As the trial court held in this case, the differences in state law governing different plaintiffs' claims "vary to such an extent that common issues of law would not predominate in a nationwide class." The trial court noted that the states
employ differing approaches to the question of whether late performance constitutes a material breach of contract. For example, under California law delay in performance is a material breach only if the contract specifies that time is of the essence (citations omitted). New York law is likewise (citations omitted). Under Oklahoma law, when time is not of the essence a plaintiff must show an "unreasonable, inexcusable or unjustifiable delay in performance" to establish a material breach and the mere lapse of time is not necessarily enough to form the basis for contract liability.
(Citations omitted).
The record supports the trial court's ruling that the Stones failed to carry their burden under subsections (a)(2) and (b)(3) of rule 1.220. There was no abuse of discretion.

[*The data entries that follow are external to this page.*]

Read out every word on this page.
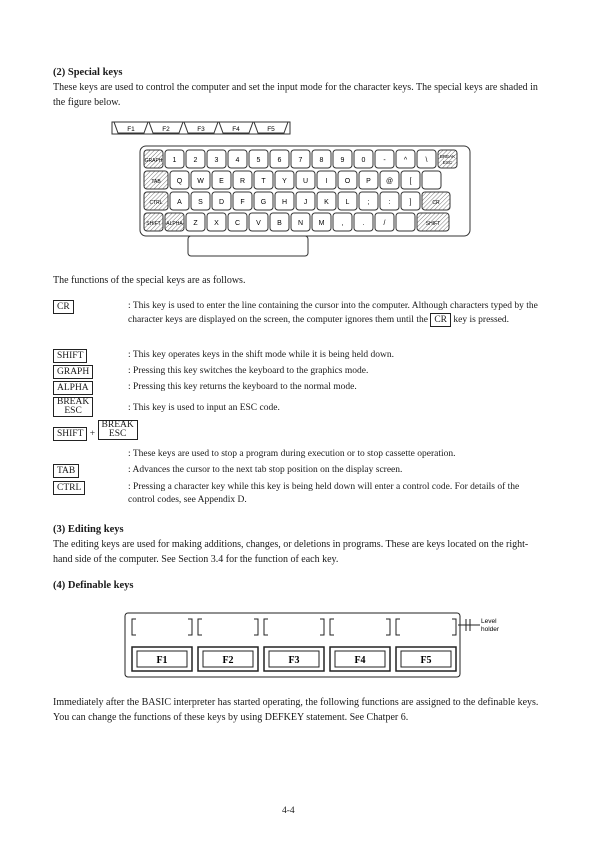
(2) Special keys
These keys are used to control the computer and set the input mode for the character keys. The special keys are shaded in the figure below.
F1	F2	F3	F4	F5
GRAPH 1 2 3 4 5 6 7 8 9 0	-	^	\
BREAK
ESC
TAB Q W E R T Y U I O P @ [
CTRL A S D F G H J K L	;	:	]	CR
SHIFT ALPHA Z X C V B N M ,	.	/	SHIFT
The functions of the special keys are as follows.
CR	: This key is used to enter the line containing the cursor into the computer. Although characters typed by the character keys are displayed on the screen, the computer ignores them until the CR key is pressed.
SHIFT	: This key operates keys in the shift mode while it is being held down.
GRAPH	: Pressing this key switches the keyboard to the graphics mode.
ALPHA	: Pressing this key returns the keyboard to the normal mode.
BREAK
ESC	: This key is used to input an ESC code.
SHIFT + BREAK
ESC
: These keys are used to stop a program during execution or to stop cassette operation.
TAB	: Advances the cursor to the next tab stop position on the display screen.
CTRL	: Pressing a character key while this key is being held down will enter a control code. For details of the control codes, see Appendix D.
(3) Editing keys
The editing keys are used for making additions, changes, or deletions in programs. These are keys located on the right-hand side of the computer. See Section 3.4 for the function of each key.
(4) Definable keys
F1	F2	F3	F4	F5
Level
holder
Immediately after the BASIC interpreter has started operating, the following functions are assigned to the definable keys. You can change the functions of these keys by using DEFKEY statement. See Chatper 6.
4-4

On the issue of the summary judgment on the Stones's individual claim, issues of fact remain. If CompuServe's payment to the Stones was so unreasonably late that it amounted to a breach of contract, then the Stones would be entitled to interest as compensation for the loss of use of the money. See Zucker v. Sears Roebuck & Co., 589 So.2d 454, 455 (Fla. 5th DCA 1991) (observing that prejudgment interest is "restitution to compensate a plaintiff for the loss of use of its money over the period of time that a plaintiff is wrongfully deprived of the use of that money"). A finder of fact must determine the date before which CompuServe was required to remit payment under its contract with the Stones and decide whether CompuServe breached that contractual obligation, taking into consideration the claimed November, 1999, tender and the February, 2000, payment that the Stones ultimately received. See Maingate Dev., Inc. v. Lakeview Mktg. Group, Inc., 758 So.2d 1290, 1291 (Fla. 4th DCA 2000). Even though the amount of any such loss is tiny in a breach of contract case, the minimal amount of damages is not a basis for dismissal.
The order denying class certification is affirmed. The final summary judgment is reversed.
STEVENSON and SHAHOOD, JJ" concur.
. We agree with the trial court's conclusion that rules 1.220(b)(1)(A), 1.220(b)(1)(B), and 1.220(b)(2) are not applicable to the type of class action involved in this case.